Despite expectations of higher costs due to the poorer outcomes associated with OSA-COPD overlap syndrome, our study discovered that total hospital costs did not significantly differ from those for COPD alone. This can be attributed to the overlap in treatment pathways and healthcare resource utilization for both conditions, including the use of non-invasive ventilation techniques common to their management. Consequently, the presence of OSA-COPD overlap does not substantially increase healthcare costs beyond the treatment expenses for COPD alone.

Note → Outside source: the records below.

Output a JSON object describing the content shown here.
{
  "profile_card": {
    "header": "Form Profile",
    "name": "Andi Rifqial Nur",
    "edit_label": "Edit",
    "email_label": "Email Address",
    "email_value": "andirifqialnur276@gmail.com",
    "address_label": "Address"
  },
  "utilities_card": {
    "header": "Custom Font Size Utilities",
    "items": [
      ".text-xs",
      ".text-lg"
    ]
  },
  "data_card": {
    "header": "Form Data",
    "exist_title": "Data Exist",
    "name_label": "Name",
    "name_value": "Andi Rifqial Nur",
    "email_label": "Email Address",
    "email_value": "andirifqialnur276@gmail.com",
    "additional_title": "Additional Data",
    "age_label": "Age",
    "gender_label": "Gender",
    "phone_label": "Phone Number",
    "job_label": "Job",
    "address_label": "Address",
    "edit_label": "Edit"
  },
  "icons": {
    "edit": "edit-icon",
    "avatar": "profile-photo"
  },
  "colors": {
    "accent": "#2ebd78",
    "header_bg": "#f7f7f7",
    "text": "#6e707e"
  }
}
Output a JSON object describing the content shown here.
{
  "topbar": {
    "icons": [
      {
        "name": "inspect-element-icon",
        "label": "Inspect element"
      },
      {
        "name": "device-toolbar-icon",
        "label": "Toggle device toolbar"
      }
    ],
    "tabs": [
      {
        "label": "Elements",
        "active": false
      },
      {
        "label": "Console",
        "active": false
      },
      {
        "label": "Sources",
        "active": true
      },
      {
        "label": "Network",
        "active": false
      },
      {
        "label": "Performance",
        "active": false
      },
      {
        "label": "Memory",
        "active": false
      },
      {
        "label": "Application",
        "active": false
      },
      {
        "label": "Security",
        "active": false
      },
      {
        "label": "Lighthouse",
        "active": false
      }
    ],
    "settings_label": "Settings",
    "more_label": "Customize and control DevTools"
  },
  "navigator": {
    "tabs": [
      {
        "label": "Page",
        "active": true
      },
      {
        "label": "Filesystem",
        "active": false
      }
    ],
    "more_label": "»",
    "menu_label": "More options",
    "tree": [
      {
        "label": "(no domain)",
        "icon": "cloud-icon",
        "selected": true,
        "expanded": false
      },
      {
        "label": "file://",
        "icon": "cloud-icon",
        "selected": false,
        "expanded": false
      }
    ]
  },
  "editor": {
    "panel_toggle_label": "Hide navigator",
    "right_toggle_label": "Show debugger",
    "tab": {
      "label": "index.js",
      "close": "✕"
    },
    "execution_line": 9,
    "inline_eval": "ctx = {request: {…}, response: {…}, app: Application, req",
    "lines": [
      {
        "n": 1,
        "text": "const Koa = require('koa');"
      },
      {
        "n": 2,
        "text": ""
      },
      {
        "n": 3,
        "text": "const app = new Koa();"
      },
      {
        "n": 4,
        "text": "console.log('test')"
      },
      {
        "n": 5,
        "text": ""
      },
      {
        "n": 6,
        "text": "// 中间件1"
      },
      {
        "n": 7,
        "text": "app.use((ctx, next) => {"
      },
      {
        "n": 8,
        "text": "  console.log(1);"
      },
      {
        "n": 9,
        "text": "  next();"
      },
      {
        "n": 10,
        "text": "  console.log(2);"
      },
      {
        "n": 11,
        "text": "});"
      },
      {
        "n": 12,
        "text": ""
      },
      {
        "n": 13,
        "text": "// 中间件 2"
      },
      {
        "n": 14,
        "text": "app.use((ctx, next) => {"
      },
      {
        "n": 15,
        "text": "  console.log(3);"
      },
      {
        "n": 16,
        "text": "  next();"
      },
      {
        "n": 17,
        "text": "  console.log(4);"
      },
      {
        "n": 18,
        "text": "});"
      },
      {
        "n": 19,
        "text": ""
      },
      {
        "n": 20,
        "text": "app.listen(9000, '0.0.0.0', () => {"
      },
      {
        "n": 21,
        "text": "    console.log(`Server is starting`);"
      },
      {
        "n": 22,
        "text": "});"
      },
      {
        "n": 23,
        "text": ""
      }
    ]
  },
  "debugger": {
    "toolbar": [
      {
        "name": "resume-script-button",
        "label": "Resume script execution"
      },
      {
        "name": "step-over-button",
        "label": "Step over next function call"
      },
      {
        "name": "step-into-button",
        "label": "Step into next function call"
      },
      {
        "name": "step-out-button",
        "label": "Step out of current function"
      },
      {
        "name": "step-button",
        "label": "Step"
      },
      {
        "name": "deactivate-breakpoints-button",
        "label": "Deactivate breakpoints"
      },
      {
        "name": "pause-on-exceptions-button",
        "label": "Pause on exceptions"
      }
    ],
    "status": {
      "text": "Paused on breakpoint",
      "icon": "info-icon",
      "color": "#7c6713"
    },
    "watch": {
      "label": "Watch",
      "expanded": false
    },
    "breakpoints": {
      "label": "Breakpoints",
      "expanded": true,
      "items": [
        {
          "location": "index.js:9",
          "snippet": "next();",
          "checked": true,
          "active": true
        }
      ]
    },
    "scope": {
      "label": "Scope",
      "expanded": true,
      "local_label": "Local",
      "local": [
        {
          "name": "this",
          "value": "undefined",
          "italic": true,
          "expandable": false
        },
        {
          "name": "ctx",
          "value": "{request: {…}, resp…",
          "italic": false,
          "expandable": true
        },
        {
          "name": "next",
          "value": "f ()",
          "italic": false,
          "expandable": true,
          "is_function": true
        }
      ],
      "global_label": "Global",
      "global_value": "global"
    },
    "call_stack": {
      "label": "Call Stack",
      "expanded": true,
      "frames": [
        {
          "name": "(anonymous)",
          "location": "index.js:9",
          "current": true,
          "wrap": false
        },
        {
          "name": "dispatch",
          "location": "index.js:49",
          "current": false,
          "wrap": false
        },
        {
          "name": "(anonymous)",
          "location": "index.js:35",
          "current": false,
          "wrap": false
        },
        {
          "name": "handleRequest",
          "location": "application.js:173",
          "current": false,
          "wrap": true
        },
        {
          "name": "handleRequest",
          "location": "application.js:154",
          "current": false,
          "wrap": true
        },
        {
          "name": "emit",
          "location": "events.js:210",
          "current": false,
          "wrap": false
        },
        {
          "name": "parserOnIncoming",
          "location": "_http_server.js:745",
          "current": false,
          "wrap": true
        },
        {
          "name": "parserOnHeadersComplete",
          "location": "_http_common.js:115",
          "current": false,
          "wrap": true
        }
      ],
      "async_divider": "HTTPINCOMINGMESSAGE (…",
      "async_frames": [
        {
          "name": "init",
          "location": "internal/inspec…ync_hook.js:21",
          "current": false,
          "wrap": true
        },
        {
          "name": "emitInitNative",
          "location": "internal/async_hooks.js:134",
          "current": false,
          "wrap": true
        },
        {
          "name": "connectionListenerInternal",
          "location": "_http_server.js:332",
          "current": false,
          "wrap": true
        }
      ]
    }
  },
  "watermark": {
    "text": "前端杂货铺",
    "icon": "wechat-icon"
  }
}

Though our results did not find any excessive risks of OSA-COPD on the occurrence of AF compared to COPD alone, other studies have reported relations between COPD, OSA, and heart surgery. AF is the most common atrial arrhythmia after CABG, with a prevalence of 15 to 45%, and is associated with a poor long-term prognosis [
29]. A study of postoperative AF in patients with OSA who underwent CABG reported that all categories of OSA were significantly associated with postoperative AF, with the greatest association for severe OSA (OR = 6.82) [
30]. It is estimated that about 24% of patients with AF also have COPD [
31]. It is also believed that COPD promotes the progression of AF, increases the recurrence of AF after cardioversion, and reduces the effectiveness of AF treatment [
31]. A recent meta-analysis reported that about 13% of patients with AF also have COPD, and the presence of COPD is associated with overall worse outcomes and a 2-fold increased risk of all-cause death, cardiovascular death, and major bleeding [
32].
Strengths and limitations
This strength of this study stems from its use of a large, comprehensive sample that is representative of the entire US, which allows for proper generalization of the findings. The groups in the study were intricately matched and finely adjusted, demonstrating a meticulous approach to mitigate potential confounding effects on the measured variables. However, it’s important to acknowledge that the inherent limitations of the study come from its retrospective and observational design. These constraints could potentially hinder the accurate measurement of specific variables, and the possibility of selection bias cannot be entirely eliminated. Similar to other studies that utilize ICD coding systems, it’s worth noting that the potential for coding errors cannot be entirely dismissed in this study as well. Of utmost significance, it’s crucial to recognize that the administrative codes used in this study do not allow for the differentiation of COPD and OSA severity as well as detail information of respective treatments. Although we have included CPAP usage, it might be significantly underestimated using the claim code system. The NIS database also does not collect data on previous acute exacerbations, admissions, or the exact date of receiving prior CABGs or other procedures, hindering further adjustments. This study also lacks information regarding clinical laboratory parameters, preoperative performance status, medications prescribed, number of hospitalizations, and follow-up data, precluding investigation of long-term outcomes such as quality of life.